An increasing number of drivers are turning to electric vehicles as a viable mode of daily transportation. And while the number of drivers who’ve flocked to plug-in cars has fallen short of the White House’s goal of one million by 2015, that doesn’t mean there aren’t reasons to consider one. Here are some of the points that should be on your list when considering a new or used EV.
Electric Cars vs. Plug-in Hybrids
The big names in this game are still the Nissan Leaf and the Chevrolet Volt. Both on sale since late 2010, the Leaf is a full EV while the Volt is a plug-in hybrid – meaning it’s good for about 20-30 miles of electric-only range before a 1.4-liter gas engine works as a generator to power the electric motor for another 300-or-so miles.

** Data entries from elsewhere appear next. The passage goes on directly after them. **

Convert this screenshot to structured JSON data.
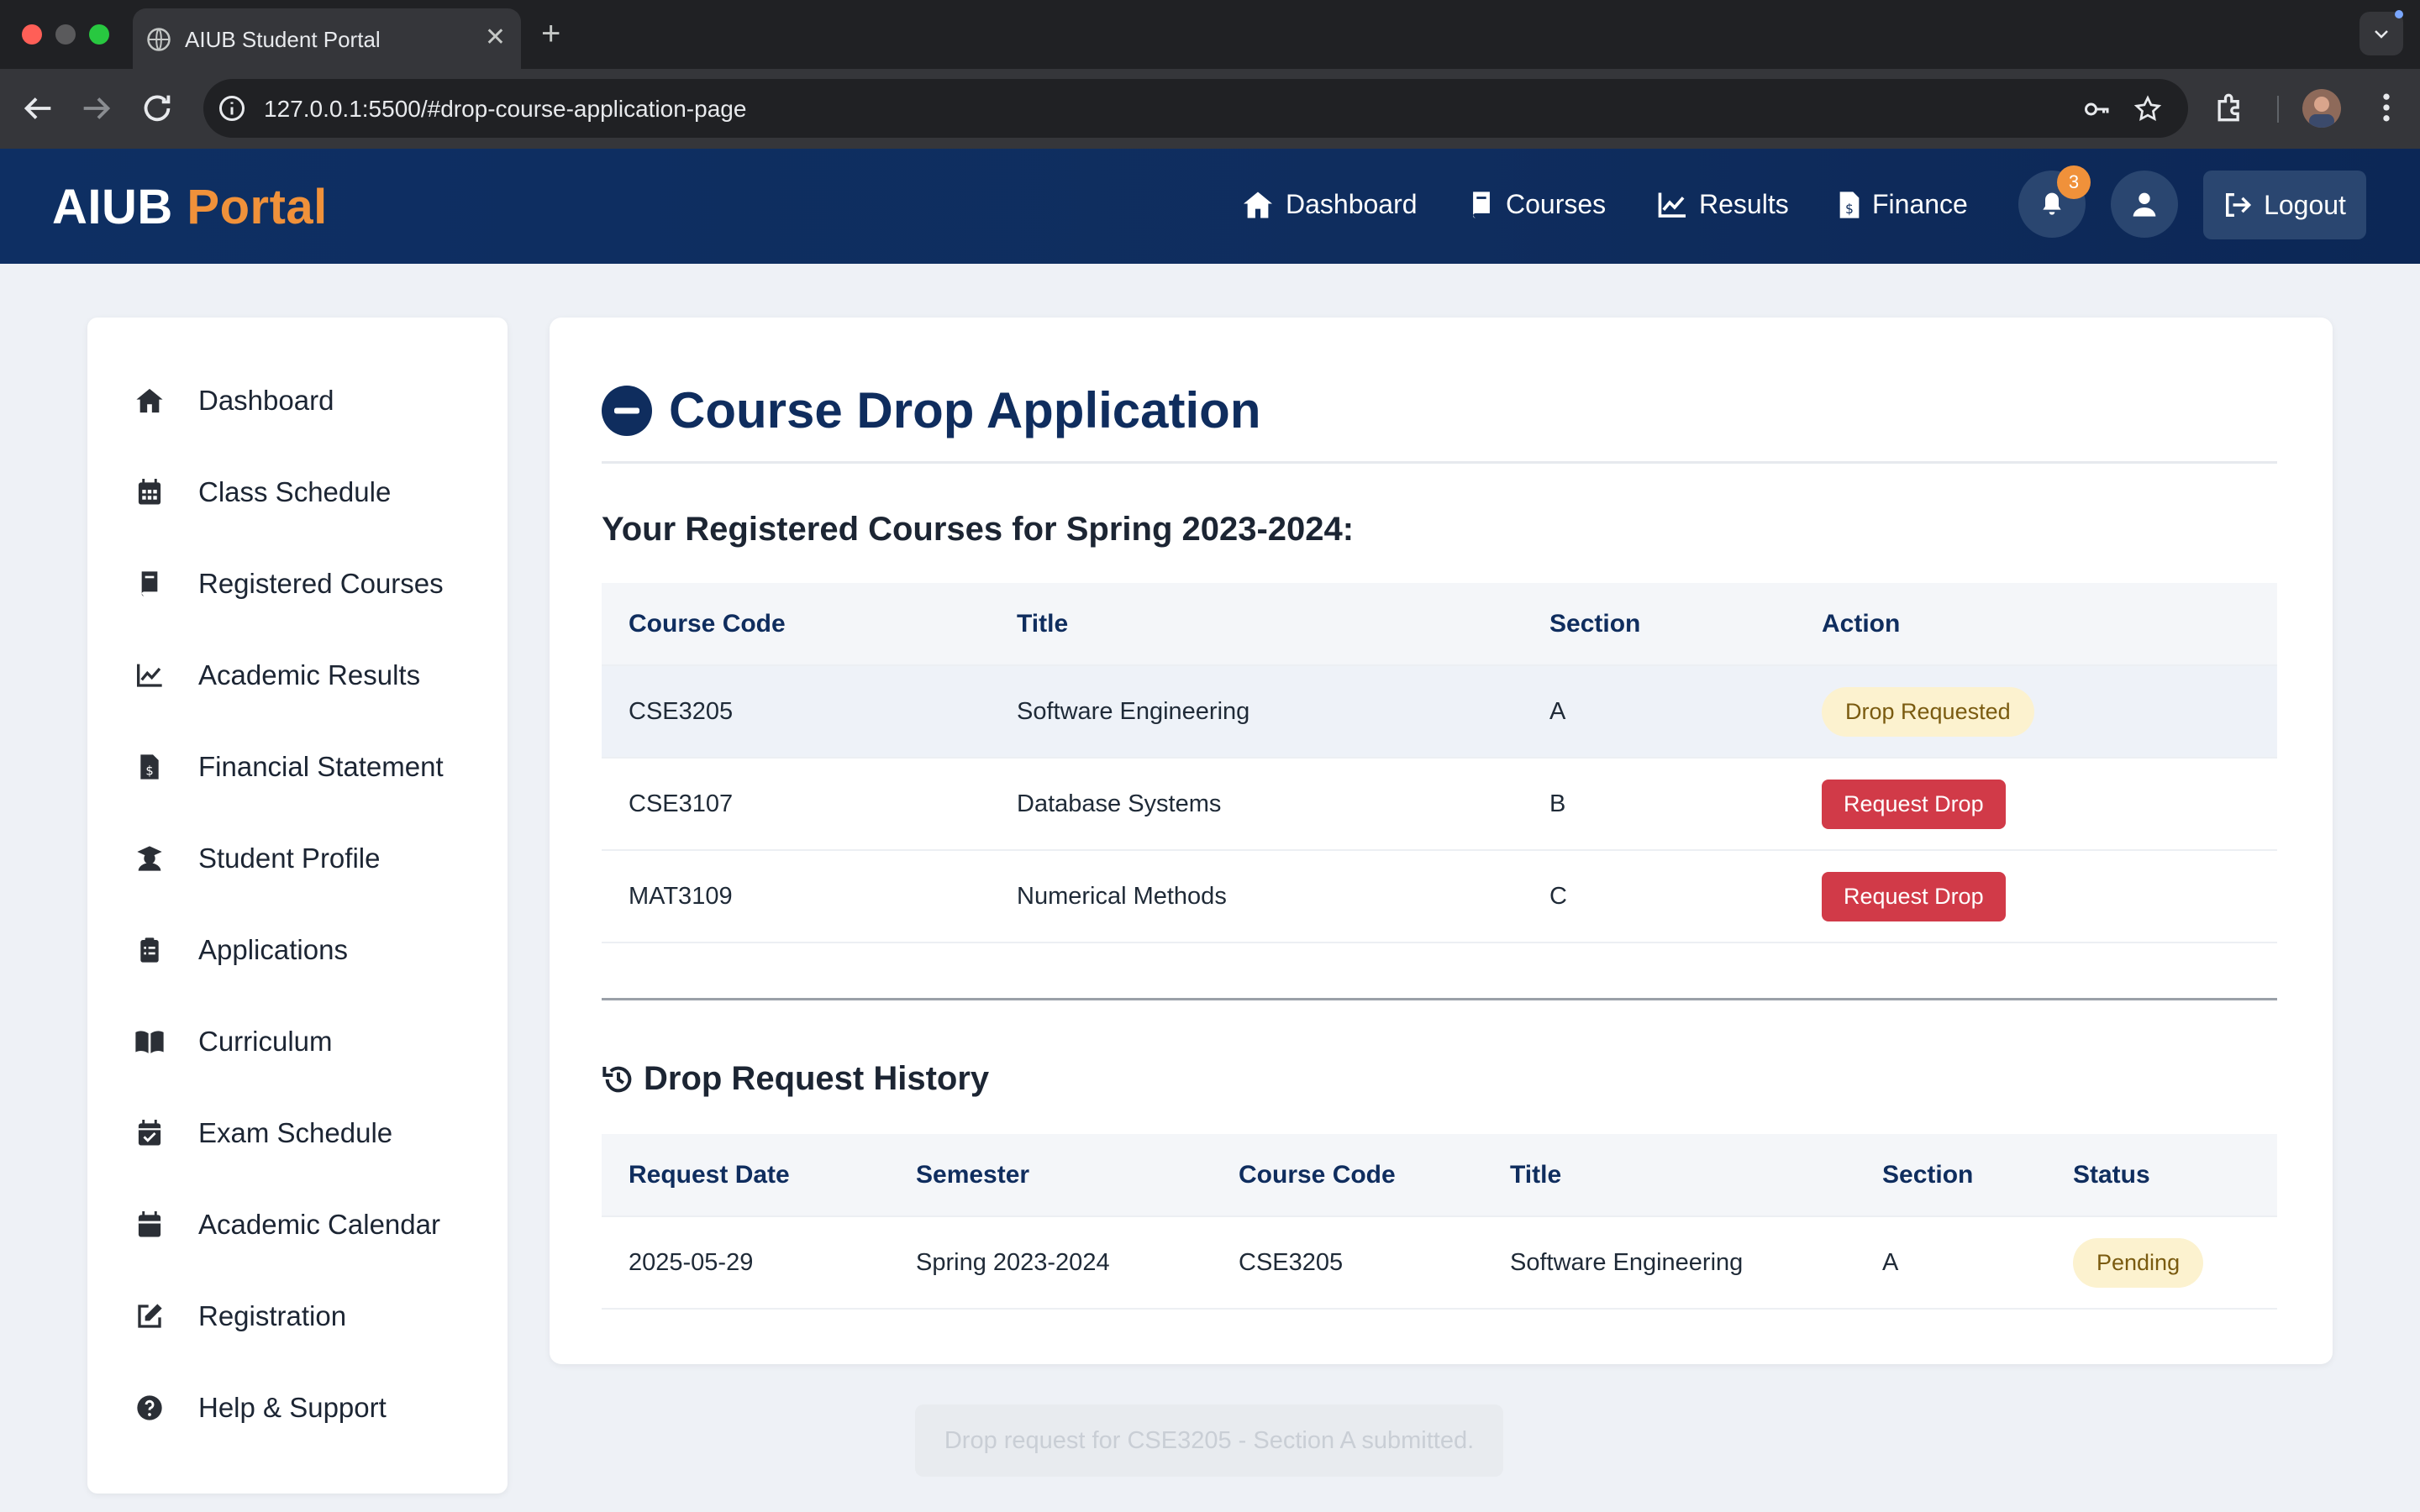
{
  "browser": {
    "tab_title": "AIUB Student Portal",
    "url": "127.0.0.1:5500/#drop-course-application-page"
  },
  "header": {
    "brand_primary": "AIUB",
    "brand_secondary": "Portal",
    "nav": [
      "Dashboard",
      "Courses",
      "Results",
      "Finance"
    ],
    "notification_count": "3",
    "logout_label": "Logout"
  },
  "sidebar": {
    "items": [
      {
        "label": "Dashboard",
        "icon": "home-icon"
      },
      {
        "label": "Class Schedule",
        "icon": "calendar-grid-icon"
      },
      {
        "label": "Registered Courses",
        "icon": "book-icon"
      },
      {
        "label": "Academic Results",
        "icon": "chart-line-icon"
      },
      {
        "label": "Financial Statement",
        "icon": "invoice-dollar-icon"
      },
      {
        "label": "Student Profile",
        "icon": "graduate-icon"
      },
      {
        "label": "Applications",
        "icon": "clipboard-icon"
      },
      {
        "label": "Curriculum",
        "icon": "open-book-icon"
      },
      {
        "label": "Exam Schedule",
        "icon": "calendar-check-icon"
      },
      {
        "label": "Academic Calendar",
        "icon": "calendar-icon"
      },
      {
        "label": "Registration",
        "icon": "edit-icon"
      },
      {
        "label": "Help & Support",
        "icon": "question-circle-icon"
      }
    ]
  },
  "page": {
    "title": "Course Drop Application",
    "registered_heading": "Your Registered Courses for Spring 2023-2024:",
    "registered_table": {
      "headers": [
        "Course Code",
        "Title",
        "Section",
        "Action"
      ],
      "rows": [
        {
          "code": "CSE3205",
          "title": "Software Engineering",
          "section": "A",
          "action": "Drop Requested"
        },
        {
          "code": "CSE3107",
          "title": "Database Systems",
          "section": "B",
          "action": "Request Drop"
        },
        {
          "code": "MAT3109",
          "title": "Numerical Methods",
          "section": "C",
          "action": "Request Drop"
        }
      ]
    },
    "history_heading": "Drop Request History",
    "history_table": {
      "headers": [
        "Request Date",
        "Semester",
        "Course Code",
        "Title",
        "Section",
        "Status"
      ],
      "rows": [
        {
          "date": "2025-05-29",
          "semester": "Spring 2023-2024",
          "code": "CSE3205",
          "title": "Software Engineering",
          "section": "A",
          "status": "Pending"
        }
      ]
    }
  },
  "toast": "Drop request for CSE3205 - Section A submitted.",
  "colors": {
    "brand_navy": "#0f2d5e",
    "brand_orange": "#f0913a",
    "danger": "#d13a48",
    "pending_bg": "#fcf2cf"
  }
}
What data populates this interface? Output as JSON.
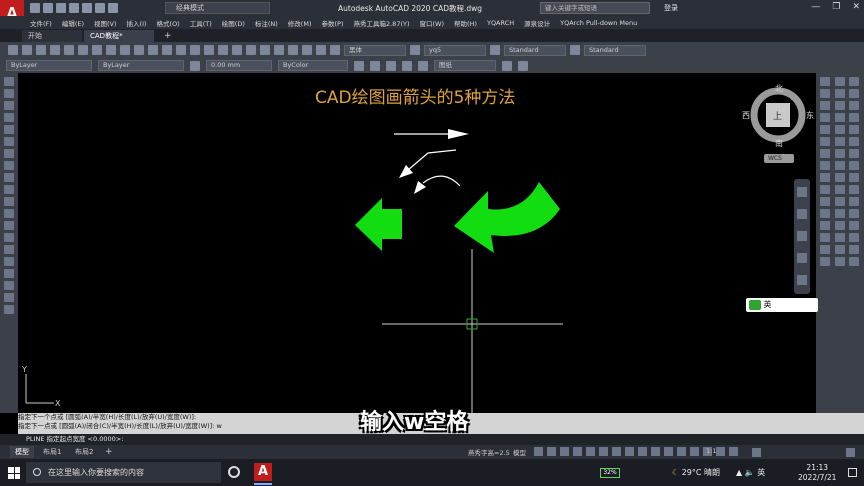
{
  "app": {
    "window_title": "Autodesk AutoCAD 2020    CAD教程.dwg",
    "logo": "A",
    "workspace": "经典模式",
    "search_placeholder": "键入关键字或短语",
    "login_label": "登录",
    "window_controls": [
      "minimize-icon",
      "restore-icon",
      "close-icon"
    ]
  },
  "menu": [
    "文件(F)",
    "编辑(E)",
    "视图(V)",
    "插入(I)",
    "格式(O)",
    "工具(T)",
    "绘图(D)",
    "标注(N)",
    "修改(M)",
    "参数(P)",
    "燕秀工具箱2.87(Y)",
    "窗口(W)",
    "帮助(H)",
    "YQARCH",
    "源泉设计",
    "YQArch Pull-down Menu"
  ],
  "tabs": {
    "start": "开始",
    "current": "CAD教程*"
  },
  "toolbar": {
    "font_style": "黑体",
    "dim_style": "yq5",
    "table_style": "Standard",
    "mleader_style": "Standard",
    "layer": "ByLayer",
    "linetype": "ByLayer",
    "lineweight": "0.00 mm",
    "plotstyle": "ByColor",
    "layer_state": "图纸"
  },
  "viewcube": {
    "north": "北",
    "south": "南",
    "east": "东",
    "west": "西",
    "top": "上",
    "wcs": "WCS"
  },
  "drawing": {
    "title": "CAD绘图画箭头的5种方法",
    "accent_color": "#00e000",
    "title_color": "#e0a33a"
  },
  "ime": {
    "label": "英"
  },
  "command": {
    "history": [
      "指定下一个点或 [圆弧(A)/半宽(H)/长度(L)/放弃(U)/宽度(W)]:",
      "指定下一点或 [圆弧(A)/闭合(C)/半宽(H)/长度(L)/放弃(U)/宽度(W)]: w"
    ],
    "prompt": "PLINE 指定起点宽度 <0.0000>:"
  },
  "caption": "输入w空格",
  "status": {
    "model_tab": "模型",
    "layout1": "布局1",
    "layout2": "布局2",
    "anno_scale": "燕秀字高=2.5",
    "mode": "模型",
    "scale": "1:1"
  },
  "taskbar": {
    "search_placeholder": "在这里输入你要搜索的内容",
    "battery": "32%",
    "weather": "29°C 晴朗",
    "ime": "英",
    "time": "21:13",
    "date": "2022/7/21"
  }
}
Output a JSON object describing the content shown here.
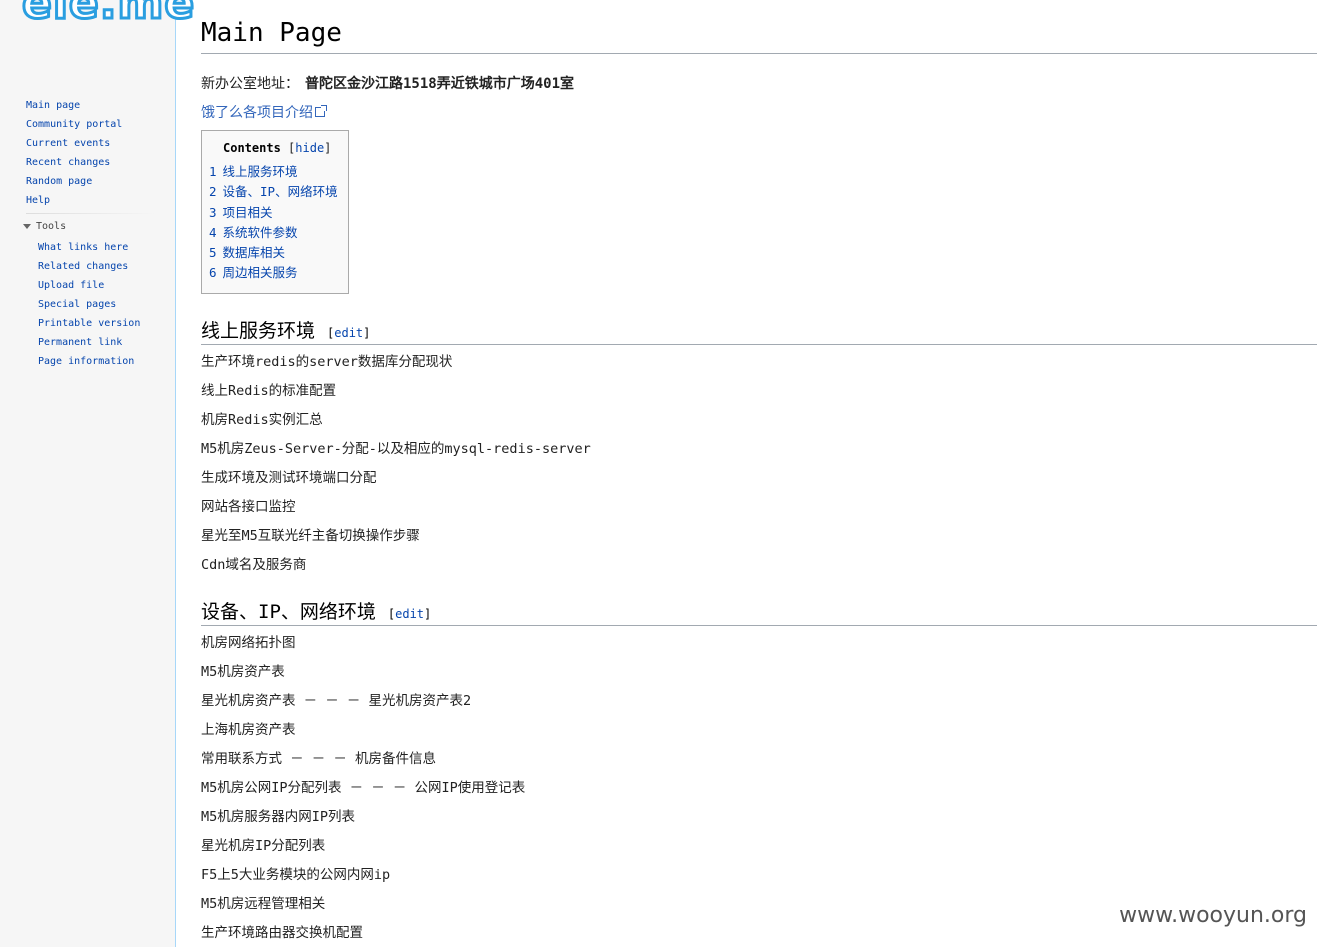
{
  "logo": {
    "text": "ele.me"
  },
  "sidebar": {
    "nav": [
      "Main page",
      "Community portal",
      "Current events",
      "Recent changes",
      "Random page",
      "Help"
    ],
    "tools_header": "Tools",
    "tools": [
      "What links here",
      "Related changes",
      "Upload file",
      "Special pages",
      "Printable version",
      "Permanent link",
      "Page information"
    ]
  },
  "page": {
    "title": "Main Page",
    "office_label": "新办公室地址：",
    "office_address": "普陀区金沙江路1518弄近铁城市广场401室",
    "intro_link": "饿了么各项目介绍"
  },
  "toc": {
    "title": "Contents",
    "hide_label": "hide",
    "items": [
      {
        "num": "1",
        "label": "线上服务环境"
      },
      {
        "num": "2",
        "label": "设备、IP、网络环境"
      },
      {
        "num": "3",
        "label": "项目相关"
      },
      {
        "num": "4",
        "label": "系统软件参数"
      },
      {
        "num": "5",
        "label": "数据库相关"
      },
      {
        "num": "6",
        "label": "周边相关服务"
      }
    ]
  },
  "sections": [
    {
      "heading": "线上服务环境",
      "edit_label": "edit",
      "links": [
        "生产环境redis的server数据库分配现状",
        "线上Redis的标准配置",
        "机房Redis实例汇总",
        "M5机房Zeus-Server-分配-以及相应的mysql-redis-server",
        "生成环境及测试环境端口分配",
        "网站各接口监控",
        "星光至M5互联光纤主备切换操作步骤",
        "Cdn域名及服务商"
      ]
    },
    {
      "heading": "设备、IP、网络环境",
      "edit_label": "edit",
      "links": [
        "机房网络拓扑图",
        "M5机房资产表",
        "星光机房资产表 － － － 星光机房资产表2",
        "上海机房资产表",
        "常用联系方式 － － － 机房备件信息",
        "M5机房公网IP分配列表 － － － 公网IP使用登记表",
        "M5机房服务器内网IP列表",
        "星光机房IP分配列表",
        "F5上5大业务模块的公网内网ip",
        "M5机房远程管理相关",
        "生产环境路由器交换机配置"
      ]
    }
  ],
  "watermark": "www.wooyun.org"
}
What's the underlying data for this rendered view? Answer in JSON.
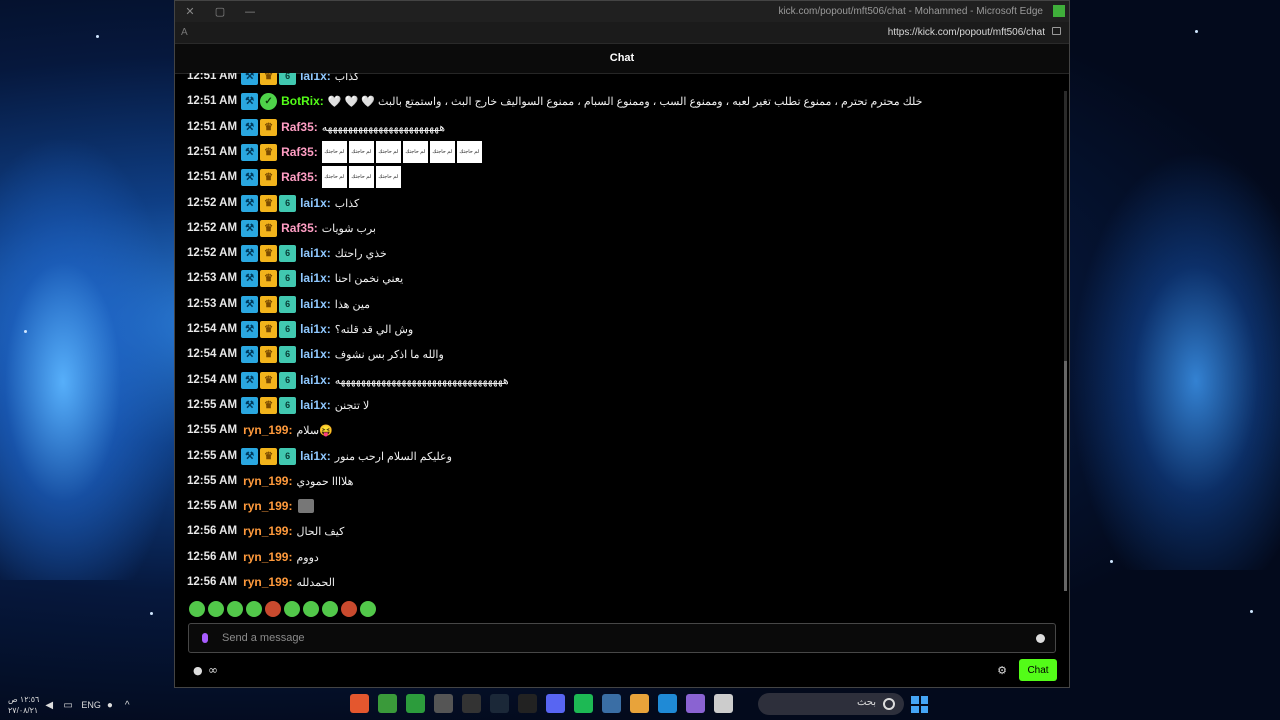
{
  "window": {
    "title": "kick.com/popout/mft506/chat - Mohammed - Microsoft Edge",
    "url": "https://kick.com/popout/mft506/chat",
    "aa_icon": "A",
    "min_icon": "—",
    "max_icon": "▢",
    "close_icon": "✕"
  },
  "chat": {
    "header": "Chat",
    "messages": [
      {
        "time": "12:51 AM",
        "user": "lai1x:",
        "text": "كذاب"
      },
      {
        "time": "12:51 AM",
        "user": "BotRix:",
        "text": "🤍 🤍 🤍 خلك محترم تحترم ، ممنوع تطلب تغير لعبه ، وممنوع السب ، وممنوع السبام ، ممنوع السواليف خارج البث ، واستمتع بالبث"
      },
      {
        "time": "12:51 AM",
        "user": "Raf35:",
        "text": "هههههههههههههههههههههههه"
      },
      {
        "time": "12:51 AM",
        "user": "Raf35:",
        "text": ""
      },
      {
        "time": "12:51 AM",
        "user": "Raf35:",
        "text": ""
      },
      {
        "time": "12:52 AM",
        "user": "lai1x:",
        "text": "كذاب"
      },
      {
        "time": "12:52 AM",
        "user": "Raf35:",
        "text": "برب شويات"
      },
      {
        "time": "12:52 AM",
        "user": "lai1x:",
        "text": "خذي راحتك"
      },
      {
        "time": "12:53 AM",
        "user": "lai1x:",
        "text": "يعني نخمن احنا"
      },
      {
        "time": "12:53 AM",
        "user": "lai1x:",
        "text": "مين هذا"
      },
      {
        "time": "12:54 AM",
        "user": "lai1x:",
        "text": "وش الي قد قلته؟"
      },
      {
        "time": "12:54 AM",
        "user": "lai1x:",
        "text": "والله ما اذكر بس نشوف"
      },
      {
        "time": "12:54 AM",
        "user": "lai1x:",
        "text": "هههههههههههههههههههههههههههههههههه"
      },
      {
        "time": "12:55 AM",
        "user": "lai1x:",
        "text": "لا تتجنن"
      },
      {
        "time": "12:55 AM",
        "user": "ryn_199:",
        "text": "سلام😝"
      },
      {
        "time": "12:55 AM",
        "user": "lai1x:",
        "text": "وعليكم السلام ارحب منور"
      },
      {
        "time": "12:55 AM",
        "user": "ryn_199:",
        "text": "هلاااا حمودي"
      },
      {
        "time": "12:55 AM",
        "user": "ryn_199:",
        "text": ""
      },
      {
        "time": "12:56 AM",
        "user": "ryn_199:",
        "text": "كيف الحال"
      },
      {
        "time": "12:56 AM",
        "user": "ryn_199:",
        "text": "دووم"
      },
      {
        "time": "12:56 AM",
        "user": "ryn_199:",
        "text": "الحمدلله"
      }
    ],
    "emote_card_text": "لم حاجتك",
    "input_placeholder": "Send a message",
    "points_value": "∞",
    "send_label": "Chat"
  },
  "taskbar": {
    "clock_time": "١٢:٥٦ ص",
    "clock_date": "٢٧/٠٨/٢١",
    "language": "ENG",
    "search_text": "بحث"
  },
  "colors": {
    "kick_green": "#53fc18",
    "user_lai1x": "#8fc8ff",
    "user_raf35": "#ff9ec4",
    "user_ryn": "#ff9a3c"
  }
}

Then there are other, less-common models to consider such as the Toyota Prius Plug-In, Ford Fusion Energi and C-Max Energi, Ford Focus Electric, Fiat 500e, BMW i3, Smart ForTwo Electric Drive, Chevy Spark EV and, of course, the Tesla Model S. Save for the Tesla, most of these are restricted by region, so if you live somewhere other than California you may run into availability issues.
Electric Car Incentives
When new, most people will qualify for a federal tax credit of up to $7,500. The maximum amount applies to cars that have a battery pack the government deems appropriate for an EV, so some plug-in hybrids like the Volt and the i3 Range Extender also qualify. Models like the C-Max Energi and Prius Plug-in, among others, get a reduced credit.
Leases are also widely subsidized for EVs, so if you’re willing to have a car payment for 24 or 36 months, a lease could be a cheap way to get into one of these cars. Note, however, that if you take advantage of one of these leases subsidized with a tax credit, you might not be able to write that lease off on your tax return.
And incentives also vary by model. Manufacturers are throwing out sizable incentives to dealers to get some of these models moving. As of this writing, most of the 2015 Fiat 500e models come with upwards of $2,000 cash back, and the Cadillac ELR plug-in has been known to be marked down as much as $20,000 by some dealers.
Used vs. New
The incentives may tip the scale between new and used. Buying or leasing a new EV may make the most sense with the heavy discounts. But those discounts also hurt resale value, as evidenced by the hefty depreciation experienced by some models.
A quick search in California through the Carfax Used Car Listings shows plenty of 2011 Nissan Leafs with fewer than 50,000 miles for between $11,000 and $13,000 – or roughly a third of what they cost new. Even 2015 models go for about $10,000 less than they sticker new. Chevy Volts aren’t as cheap and tend to have higher mileage, but finding a 2011 or 2012 under $20,000 isn’t too difficult.
Teslas don’t depreciate as quickly as other models, but there are some out there on the used market for somewhat of a savings over a brand new one – and without the wait.
Think about where you’re going to charge your car. For most of these cars, charging the battery from empty to full with the standard 110-volt charger takes at least 24 hours. Depending on where you live, Level 2, 240-volt public chargers are popping up and can cut that charge time as little as three or four hours. And some models are equipped with fast chargers that can provide a charge in as little as 30 minutes. If you own a Tesla, you can take advantage of that company’s Supercharger network with wider availability.
Check out sites like Chargepoint to find out where you can plug in near home or in your travels, and how much it’s going to cost. Chargepoint and NRG eVgo make you sign up, too, so there are some additional fees.
Cost of Ownership
If you install a Level 2 charger at your own home, you could have to factor in at least $1,000 to buy the charger and have it installed. In most cases, you need to get a permit as well as hire an electrician to do the job correctly. Some manufacturers subsidize the cost of the Level 2 charger, but only if you buy new. Check with your power provider to see if there are other incentives or rebates, because installation is something to factor in when penciling out what an EV will cost you.
Yes, a full electric car has fewer moving parts to go wrong than a traditional, combustion-engined car. But there are still brake pads to change, tires to tend to and other fluids that need to be checked. Go to a dealership and expect to pay main dealer prices.
Battery warranties typically last for at least eight years, and you may need to budget for a replacement if you plan to hang on to your EV after the warranty has expired. In 2014, Green Car Reports discovered that a Nissan Leaf battery would cost $5,500 to replace and install.